One time during my sophomore year, my roommate got really drunk and started crying because her grandmother, who she was very close to, was sick in the hospital. In her drunken stupor, she admitted to feeling guilty about being so upset when I had been through so much more and managed to hold myself together. “How do you do it?” she asked. “How do just go on and be so strong after everything that’s happened to you?” At first, I was too surprised to respond because I was in shock. It never occurred to me, not once, that other people would actually feel ashamed of their own grief because it somehow seemed “less” than my own, which is preposterous. Luckily, not many people outside of my close friends are aware of everything. I don’t like being pitied, I do all my grieving alone, I don’t like to talk about it. But what I told her, and anyone who’s asked since then, is that it never goes away. It never gets completely better, and you can never really go back to the person you were before it happened. You face your grief, and deal with it head-on in whatever way you have to. For me, I withdraw into myself, shut everyone out, and just tackle the pain and let it, for lack of a better term, beat the shit out of me. After the worst is over, you carry it around with you always, until it fades into a dull ache. It still hurts, more so when you go back and relive what’s happened, and there’s still a void where someone you loved used to be, but you get used to it. Trying to forget anything, or get over it as quickly as possible, doesn’t work. What saddens me about Heath Ledger’s death is that I don’t want his daughter to grow up with that. I can hardly remember how it felt not to have this weight to carry around, but I know I was a very happy child and she deserves that too. Everyone has to face death sooner or later, but it’s not fair to have to face it right away. Let her be happy for a while.

It’s very weird for me to mourn for someone I never met. I’ve never felt that upset over the death of a celebrity, never cried, even when Diana died. But I bawled like a baby when I found out, and kept bursting into tears every time it came up for hours afterwards. It’s almost embarrassing how much it upset me, and it’s not something I would admit to most people. It seems ridiculous, even. But the fact that he was, no joke, someone I worshipped (no exaggeration) for a while, not to mention he looks scarily similar to a friend of mine who I also had on a pedestal for quite some time, and sort of still do. (I emailed my friend yesterday just to say hello because the whole thing is too eerie. They could be brothers.) Every girl has a major celebrity obsession at least once. Heath Ledger was mine during my adolescence and teenage years, which was a pretty tumultuous time. My cousin Adam used to work for Vanity Fair, and when they had Heath on the cover, not only did he mail me the issue while I was at summer camp, but when Heath came into the office once after the initial interview, Adam cornered him to tell him about his cousin who “loved him more than anything.” And I believe his response was “Tell her thanks.”

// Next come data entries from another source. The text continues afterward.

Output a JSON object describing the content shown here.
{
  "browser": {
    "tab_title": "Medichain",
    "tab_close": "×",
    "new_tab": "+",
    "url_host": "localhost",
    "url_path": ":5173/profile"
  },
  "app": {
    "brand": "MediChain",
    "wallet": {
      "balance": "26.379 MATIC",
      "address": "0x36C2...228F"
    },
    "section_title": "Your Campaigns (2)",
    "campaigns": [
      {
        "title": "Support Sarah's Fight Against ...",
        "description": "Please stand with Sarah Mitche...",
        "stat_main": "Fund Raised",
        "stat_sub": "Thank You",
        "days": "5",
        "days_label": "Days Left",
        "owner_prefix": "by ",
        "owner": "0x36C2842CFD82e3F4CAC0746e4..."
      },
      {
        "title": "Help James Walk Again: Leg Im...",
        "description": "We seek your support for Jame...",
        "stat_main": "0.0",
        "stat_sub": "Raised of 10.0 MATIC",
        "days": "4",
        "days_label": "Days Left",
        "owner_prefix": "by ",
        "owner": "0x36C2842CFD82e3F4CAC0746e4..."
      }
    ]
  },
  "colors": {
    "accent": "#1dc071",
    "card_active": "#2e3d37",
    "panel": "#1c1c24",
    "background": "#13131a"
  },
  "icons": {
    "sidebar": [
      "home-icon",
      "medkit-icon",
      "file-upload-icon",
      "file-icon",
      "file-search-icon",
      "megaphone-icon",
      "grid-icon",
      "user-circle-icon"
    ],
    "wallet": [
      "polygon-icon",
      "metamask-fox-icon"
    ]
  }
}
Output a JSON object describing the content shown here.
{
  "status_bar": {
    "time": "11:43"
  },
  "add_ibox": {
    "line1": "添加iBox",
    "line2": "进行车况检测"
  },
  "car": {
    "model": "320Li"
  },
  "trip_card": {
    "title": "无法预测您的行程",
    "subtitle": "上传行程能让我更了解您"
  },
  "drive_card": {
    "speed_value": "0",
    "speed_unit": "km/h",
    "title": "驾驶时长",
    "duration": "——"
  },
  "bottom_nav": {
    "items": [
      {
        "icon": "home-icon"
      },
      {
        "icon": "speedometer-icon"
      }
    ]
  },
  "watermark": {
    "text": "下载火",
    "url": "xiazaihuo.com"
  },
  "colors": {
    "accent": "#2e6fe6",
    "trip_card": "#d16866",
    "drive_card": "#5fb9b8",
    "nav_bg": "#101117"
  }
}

Although it almost feels wrong to compare his death to any of the deaths of my friends or loved ones, in some ways it feels similar. If he lived on, I’m sure somewhere down the road we would have crossed paths. But the fact is, I never knew him. On a general level, his death doesn’t affect my life at all and overall, nothing in my life will change.

But there is most certainly a void.

1 comment:

Ha Ha Sound said...

Very sorry to hear about the loss of your friend. And death really never gets any easier. I lost one of my best friends from high school about three years after we'd graduated. That makes it 14 years ago. I still can't really talk about it.